Hal ini terjadi setelah Soriano menjadi salah satu tokoh terdepan dalam upaya mengubah Perjanjian Anggota Pendiri kompetisi sehingga klub-klub terkaya mendapat lebih banyak uang. Ketika Soriano muncul dalam foto-foto yang diambil dari pertemuan Liga Super pada tahun 2016 – dan sebelum Tottenham Hotspur terlibat – Football Leaks mengungkapkan bahwa seorang penasihat Abu Dhabi mengirim email bagaimana City harus “sangat berhati-hati” untuk “menghindari persepsi kartel dengan cara apa pun.” ”.
Perlu dicatat bahwa krisis ini hanya muncul dari kesulitan dalam mengatur kepemilikan negara, dan krisis ini berlanjut karena terbatasnya sarana yang dimiliki oleh kepemilikan negara. City, seperti terungkap dalam Football Leaks, bersedia mengeluarkan dana berapa pun untuk melakukan perang hukum.
Ada beberapa tokoh senior yang telah lama mengatakan kepada Liga Premier bahwa gagasan APT adalah “omong kosong”. Argumennya adalah bahwa itu semua hanyalah uang pemilik, meskipun ada perusahaan lain di tengahnya, jadi harus diperlakukan seperti ini: ekuitas. Hal ini menjadi lebih relevan jika menyangkut kepemilikan negara, mengingat semua uang tersebut berasal dari wadah uang yang sama. Dalam hal ini, uang tersebut juga berasal dari keanggotaan Organisasi Negara-negara Pengekspor Minyak (OPEC), sebuah kartel yang sebenarnya.
Pada saat yang sama, bahkan para eksekutif yang kritis terhadap kepemilikan negara menekankan bahwa Anda tidak dapat memiliki peraturan yang memaksakan dampak PSR sebesar £100 juta hanya pada dua klub, sementara memutuskan untuk tidak memiliki peraturan mengenai pinjaman pemegang saham yang dapat menghemat dampak £400 juta pada klub lainnya. “Itu adalah pemerintahan yang buruk,” salah satu gambarannya.
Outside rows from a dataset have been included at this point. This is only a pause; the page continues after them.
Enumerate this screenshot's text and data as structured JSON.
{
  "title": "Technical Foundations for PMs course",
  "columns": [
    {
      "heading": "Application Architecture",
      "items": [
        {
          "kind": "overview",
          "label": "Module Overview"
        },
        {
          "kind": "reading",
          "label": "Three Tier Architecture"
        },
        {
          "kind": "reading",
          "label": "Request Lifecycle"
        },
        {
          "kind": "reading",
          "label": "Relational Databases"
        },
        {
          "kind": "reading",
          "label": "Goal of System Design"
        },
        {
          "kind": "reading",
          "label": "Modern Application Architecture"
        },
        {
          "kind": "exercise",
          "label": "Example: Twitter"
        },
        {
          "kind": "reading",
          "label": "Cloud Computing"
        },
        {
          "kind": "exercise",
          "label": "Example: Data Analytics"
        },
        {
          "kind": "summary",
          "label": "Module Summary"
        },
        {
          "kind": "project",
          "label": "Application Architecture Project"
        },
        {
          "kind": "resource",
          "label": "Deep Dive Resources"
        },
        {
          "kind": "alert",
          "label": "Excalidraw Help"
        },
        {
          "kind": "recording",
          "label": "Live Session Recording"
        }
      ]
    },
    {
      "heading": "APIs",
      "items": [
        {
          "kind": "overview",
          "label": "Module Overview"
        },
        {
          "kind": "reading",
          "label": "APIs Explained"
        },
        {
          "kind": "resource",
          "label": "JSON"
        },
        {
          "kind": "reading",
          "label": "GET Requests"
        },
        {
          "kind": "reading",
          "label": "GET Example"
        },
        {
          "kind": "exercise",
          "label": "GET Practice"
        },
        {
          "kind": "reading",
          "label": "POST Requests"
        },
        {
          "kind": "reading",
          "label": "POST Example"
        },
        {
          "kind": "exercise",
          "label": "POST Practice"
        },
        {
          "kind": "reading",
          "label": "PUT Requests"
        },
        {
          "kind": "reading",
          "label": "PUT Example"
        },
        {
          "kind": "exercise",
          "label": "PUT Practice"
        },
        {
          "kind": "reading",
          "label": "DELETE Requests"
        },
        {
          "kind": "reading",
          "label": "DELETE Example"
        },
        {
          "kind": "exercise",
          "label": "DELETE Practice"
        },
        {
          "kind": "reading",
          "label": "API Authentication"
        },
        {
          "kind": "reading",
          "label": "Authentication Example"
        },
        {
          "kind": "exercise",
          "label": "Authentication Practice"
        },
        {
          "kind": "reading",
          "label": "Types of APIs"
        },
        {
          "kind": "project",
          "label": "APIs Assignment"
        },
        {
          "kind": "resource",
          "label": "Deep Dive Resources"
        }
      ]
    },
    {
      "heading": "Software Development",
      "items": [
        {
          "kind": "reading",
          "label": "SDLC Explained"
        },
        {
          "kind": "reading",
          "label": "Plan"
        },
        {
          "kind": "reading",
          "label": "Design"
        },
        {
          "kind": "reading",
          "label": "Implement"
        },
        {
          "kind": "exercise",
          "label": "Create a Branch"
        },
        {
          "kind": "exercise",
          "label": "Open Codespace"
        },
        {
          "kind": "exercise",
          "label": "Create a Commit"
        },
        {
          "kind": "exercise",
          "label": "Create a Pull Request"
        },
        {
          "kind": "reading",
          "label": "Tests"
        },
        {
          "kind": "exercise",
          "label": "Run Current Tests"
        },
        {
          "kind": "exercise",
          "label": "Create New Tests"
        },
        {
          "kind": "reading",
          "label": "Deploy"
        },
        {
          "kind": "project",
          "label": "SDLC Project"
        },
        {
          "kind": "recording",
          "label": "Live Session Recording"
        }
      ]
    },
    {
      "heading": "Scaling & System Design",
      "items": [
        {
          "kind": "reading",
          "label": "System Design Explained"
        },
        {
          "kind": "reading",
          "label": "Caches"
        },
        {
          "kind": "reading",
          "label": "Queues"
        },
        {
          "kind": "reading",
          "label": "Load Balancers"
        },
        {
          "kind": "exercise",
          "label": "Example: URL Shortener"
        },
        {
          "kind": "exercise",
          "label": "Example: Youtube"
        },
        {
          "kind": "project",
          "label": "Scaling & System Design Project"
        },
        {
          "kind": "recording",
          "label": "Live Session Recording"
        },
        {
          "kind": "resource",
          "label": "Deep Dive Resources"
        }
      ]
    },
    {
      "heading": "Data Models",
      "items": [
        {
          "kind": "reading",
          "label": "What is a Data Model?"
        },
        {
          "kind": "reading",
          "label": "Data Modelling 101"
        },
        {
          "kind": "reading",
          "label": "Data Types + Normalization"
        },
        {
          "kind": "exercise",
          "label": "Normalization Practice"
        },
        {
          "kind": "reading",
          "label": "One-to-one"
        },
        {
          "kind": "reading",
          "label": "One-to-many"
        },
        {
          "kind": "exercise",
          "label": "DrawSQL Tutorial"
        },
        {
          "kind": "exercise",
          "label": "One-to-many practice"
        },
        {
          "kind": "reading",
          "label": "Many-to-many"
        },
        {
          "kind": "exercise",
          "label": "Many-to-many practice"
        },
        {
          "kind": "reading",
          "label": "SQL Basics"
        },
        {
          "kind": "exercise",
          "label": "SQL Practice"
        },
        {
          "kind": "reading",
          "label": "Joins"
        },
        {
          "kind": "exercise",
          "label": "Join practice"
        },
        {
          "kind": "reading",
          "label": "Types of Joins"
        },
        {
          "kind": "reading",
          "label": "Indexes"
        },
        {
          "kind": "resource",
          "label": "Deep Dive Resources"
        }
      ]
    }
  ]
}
Namun, beberapa eksekutif senior Premier League merasa frustrasi karena kompetisi ini tidak lagi menjadi argumen publik mengenai keberlanjutan.
Oleh karena itu, penting Penuh untuk menjelaskan apa yang sebenarnya terjadi jika peraturan dilonggarkan. Jika perusahaan dibiarkan lebih bebas bagi pemilik untuk berinvestasi sesuai keinginan banyak orang, hal ini hanya akan memperburuk masalah daya saing, bukan memperbaikinya. Hal ini karena tidak setiap pemilik memiliki tujuan, atau bahkan kekayaan yang sama. Tabel Liga Premier akan menjadi daftar yang lebih kaya. Bahkan peraturan yang mengikat tidak akan menutup kesenjangan, karena semua orang akan dipaksa bekerja keras untuk bersaing.